How do I quickly check whether a string contains concatenated English words
Is there a fast way to check whether a string without spaces contains a valid (English) sentence?
In the example below I've encrypted the sentence "thisisavalidenglishsentence" using a modern shift cipher with an unknown key/shift. The resulting ciphertext is "aopzpzhchspklunspzozlualujl".

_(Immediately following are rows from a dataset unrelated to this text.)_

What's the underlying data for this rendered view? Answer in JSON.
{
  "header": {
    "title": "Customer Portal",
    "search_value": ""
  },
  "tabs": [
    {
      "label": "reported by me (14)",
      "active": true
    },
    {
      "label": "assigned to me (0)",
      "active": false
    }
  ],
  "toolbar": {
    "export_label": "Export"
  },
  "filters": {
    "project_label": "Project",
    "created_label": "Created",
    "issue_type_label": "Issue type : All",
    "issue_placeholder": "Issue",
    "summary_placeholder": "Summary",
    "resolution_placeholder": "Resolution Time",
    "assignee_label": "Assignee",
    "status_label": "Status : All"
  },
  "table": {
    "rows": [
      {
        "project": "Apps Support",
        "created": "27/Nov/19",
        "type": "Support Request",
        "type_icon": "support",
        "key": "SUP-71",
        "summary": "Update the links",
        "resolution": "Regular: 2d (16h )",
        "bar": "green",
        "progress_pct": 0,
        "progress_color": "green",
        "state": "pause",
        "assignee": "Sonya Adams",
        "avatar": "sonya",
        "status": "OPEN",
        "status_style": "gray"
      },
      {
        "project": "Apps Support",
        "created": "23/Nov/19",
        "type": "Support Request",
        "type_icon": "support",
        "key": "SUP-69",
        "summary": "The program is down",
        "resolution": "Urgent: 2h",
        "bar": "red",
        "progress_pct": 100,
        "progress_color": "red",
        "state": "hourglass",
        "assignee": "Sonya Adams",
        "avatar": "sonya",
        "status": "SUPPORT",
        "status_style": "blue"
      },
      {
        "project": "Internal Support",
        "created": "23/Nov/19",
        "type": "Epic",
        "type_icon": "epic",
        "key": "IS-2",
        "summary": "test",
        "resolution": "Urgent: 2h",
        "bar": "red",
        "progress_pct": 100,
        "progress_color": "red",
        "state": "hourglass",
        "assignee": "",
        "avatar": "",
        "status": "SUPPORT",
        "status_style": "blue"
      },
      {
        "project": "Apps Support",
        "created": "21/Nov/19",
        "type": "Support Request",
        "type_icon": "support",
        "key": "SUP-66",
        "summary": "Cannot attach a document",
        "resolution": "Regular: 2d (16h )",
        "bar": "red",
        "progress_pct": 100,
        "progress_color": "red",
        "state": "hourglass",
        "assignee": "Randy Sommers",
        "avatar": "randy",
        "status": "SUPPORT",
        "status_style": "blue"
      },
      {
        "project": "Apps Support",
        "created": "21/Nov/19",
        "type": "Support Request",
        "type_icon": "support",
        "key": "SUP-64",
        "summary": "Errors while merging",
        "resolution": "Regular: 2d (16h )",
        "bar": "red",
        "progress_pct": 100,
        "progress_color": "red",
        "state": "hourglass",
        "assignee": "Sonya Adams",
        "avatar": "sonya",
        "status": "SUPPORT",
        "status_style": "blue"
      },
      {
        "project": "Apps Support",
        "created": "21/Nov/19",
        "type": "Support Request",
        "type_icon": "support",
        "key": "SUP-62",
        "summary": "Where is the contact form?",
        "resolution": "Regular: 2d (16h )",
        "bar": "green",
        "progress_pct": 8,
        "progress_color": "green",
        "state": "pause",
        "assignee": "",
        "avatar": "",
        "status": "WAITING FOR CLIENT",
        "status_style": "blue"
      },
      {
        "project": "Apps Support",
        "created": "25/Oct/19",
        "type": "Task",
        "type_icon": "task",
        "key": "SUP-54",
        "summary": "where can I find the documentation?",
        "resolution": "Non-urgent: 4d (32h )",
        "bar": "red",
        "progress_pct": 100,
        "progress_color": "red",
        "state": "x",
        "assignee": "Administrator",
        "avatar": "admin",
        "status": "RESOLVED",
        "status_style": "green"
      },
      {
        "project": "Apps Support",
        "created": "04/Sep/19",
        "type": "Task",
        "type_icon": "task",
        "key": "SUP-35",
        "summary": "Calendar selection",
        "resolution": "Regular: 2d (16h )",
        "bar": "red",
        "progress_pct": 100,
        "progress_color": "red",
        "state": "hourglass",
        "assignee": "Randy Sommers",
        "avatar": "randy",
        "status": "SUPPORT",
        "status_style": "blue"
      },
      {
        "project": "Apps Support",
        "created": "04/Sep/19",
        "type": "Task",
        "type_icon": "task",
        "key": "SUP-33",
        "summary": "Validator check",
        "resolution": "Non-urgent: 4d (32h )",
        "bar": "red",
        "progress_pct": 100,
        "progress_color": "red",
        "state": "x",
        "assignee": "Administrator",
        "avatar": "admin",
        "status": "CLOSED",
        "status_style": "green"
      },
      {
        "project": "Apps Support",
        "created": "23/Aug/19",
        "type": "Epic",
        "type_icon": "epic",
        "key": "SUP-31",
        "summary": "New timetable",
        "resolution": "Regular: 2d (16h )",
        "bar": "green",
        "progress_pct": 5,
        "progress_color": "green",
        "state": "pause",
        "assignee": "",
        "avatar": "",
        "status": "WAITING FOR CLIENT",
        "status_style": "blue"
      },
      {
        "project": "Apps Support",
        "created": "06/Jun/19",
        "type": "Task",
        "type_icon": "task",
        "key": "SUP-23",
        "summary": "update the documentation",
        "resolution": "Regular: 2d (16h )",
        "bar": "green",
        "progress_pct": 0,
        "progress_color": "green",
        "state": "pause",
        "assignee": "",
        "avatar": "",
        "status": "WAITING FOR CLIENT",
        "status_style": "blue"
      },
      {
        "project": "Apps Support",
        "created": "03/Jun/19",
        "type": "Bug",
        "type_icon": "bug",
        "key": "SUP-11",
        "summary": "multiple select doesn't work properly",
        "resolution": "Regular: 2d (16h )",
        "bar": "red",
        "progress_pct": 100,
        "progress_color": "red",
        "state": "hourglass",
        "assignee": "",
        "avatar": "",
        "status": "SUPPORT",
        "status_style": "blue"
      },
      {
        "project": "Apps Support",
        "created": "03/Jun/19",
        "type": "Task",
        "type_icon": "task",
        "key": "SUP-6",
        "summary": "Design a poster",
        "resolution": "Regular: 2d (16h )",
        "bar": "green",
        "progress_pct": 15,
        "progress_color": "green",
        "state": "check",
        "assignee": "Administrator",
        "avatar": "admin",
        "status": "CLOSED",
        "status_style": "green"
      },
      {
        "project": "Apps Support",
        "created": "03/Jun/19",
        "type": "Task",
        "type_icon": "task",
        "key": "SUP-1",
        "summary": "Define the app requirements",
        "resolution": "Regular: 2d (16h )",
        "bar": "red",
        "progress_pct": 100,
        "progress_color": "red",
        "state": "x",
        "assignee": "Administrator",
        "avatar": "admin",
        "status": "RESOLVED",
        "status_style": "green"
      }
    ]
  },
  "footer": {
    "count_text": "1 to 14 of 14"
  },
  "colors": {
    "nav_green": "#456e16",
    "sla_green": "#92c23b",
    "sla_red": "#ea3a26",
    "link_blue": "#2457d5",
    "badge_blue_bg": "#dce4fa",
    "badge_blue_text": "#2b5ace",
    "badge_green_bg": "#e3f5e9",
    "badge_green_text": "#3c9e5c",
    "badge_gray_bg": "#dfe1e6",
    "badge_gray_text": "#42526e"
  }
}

key = 0, plaintext = aopzpzhchspklunspzozlualujl key = 1, plaintext = znoyoygbgrojktmroynyktzktik key = 2, plaintext = ymnxnxfafqnijslqnxmxjsyjshj key = 3, plaintext = xlmwmwezepmhirkpmwlwirxirgi key = 4, plaintext = wklvlvdydolghqjolvkvhqwhqfh key = 5, plaintext = vjkukucxcnkfgpinkujugpvgpeg key = 6, plaintext = uijtjtbwbmjefohmjtitfoufodf key = 7, plaintext = thisisavalidenglishsentence <- !! key = 8, plaintext = sghrhrzuzkhcdmfkhrgrdmsdmbd key = 9, plaintext = rfgqgqytyjgbclejgqfqclrclac key = 10, plaintext = qefpfpxsxifabkdifpepbkqbkzb key = 11, plaintext = pdeoeowrwhezajcheodoajpajya key = 12, plaintext = ocdndnvqvgdyzibgdncnziozixz key = 13, plaintext = nbcmcmupufcxyhafcmbmyhnyhwy key = 14, plaintext = mablbltotebwxgzeblalxgmxgvx key = 15, plaintext = lzakaksnsdavwfydakzkwflwfuw key = 16, plaintext = kyzjzjrmrczuvexczjyjvekvetv key = 17, plaintext = jxyiyiqlqbytudwbyixiudjudsu key = 18, plaintext = iwxhxhpkpaxstcvaxhwhtcitcrt key = 19, plaintext = hvwgwgojozwrsbuzwgvgsbhsbqs key = 20, plaintext = guvfvfninyvqratyvfufragrapr key = 21, plaintext = ftueuemhmxupqzsxueteqzfqzoq key = 22, plaintext = estdtdlglwtopyrwtdsdpyepynp key = 23, plaintext = drscsckfkvsnoxqvscrcoxdoxmo key = 24, plaintext = cqrbrbjejurmnwpurbqbnwcnwln key = 25, plaintext = bpqaqaiditqlmvotqapamvbmvkm
If I were to brute-force the decryption of this ciphertext it would still be possible to pick out the correct plaintext by manually going through all the candidates. (In this case that would be shift = 7). However, usually the amount of decryptions is much, much larger than the 26 from the example.
Possible ways that I know of to detect a valid sentence would be to either check whether the letter frequency matches that of English, or I could split the sentence into ngrams and compare every single permutation to a dictionary of known English words.
The problem with these two approaches are that letter frequency isn't reliable for short sentences. It might be fine if I have only 26 possibilities, but with thousands of candidates it becomes less helpful. The other method of splitting the text into ngrams and comparing it to a dictionary takes a very long time if there are many possible decryptions.
Is there an alternative approach to quickly find whether a string contains valid (English) words? Or a fast way to compare a sentence of concatenated words against a (English) dictionary?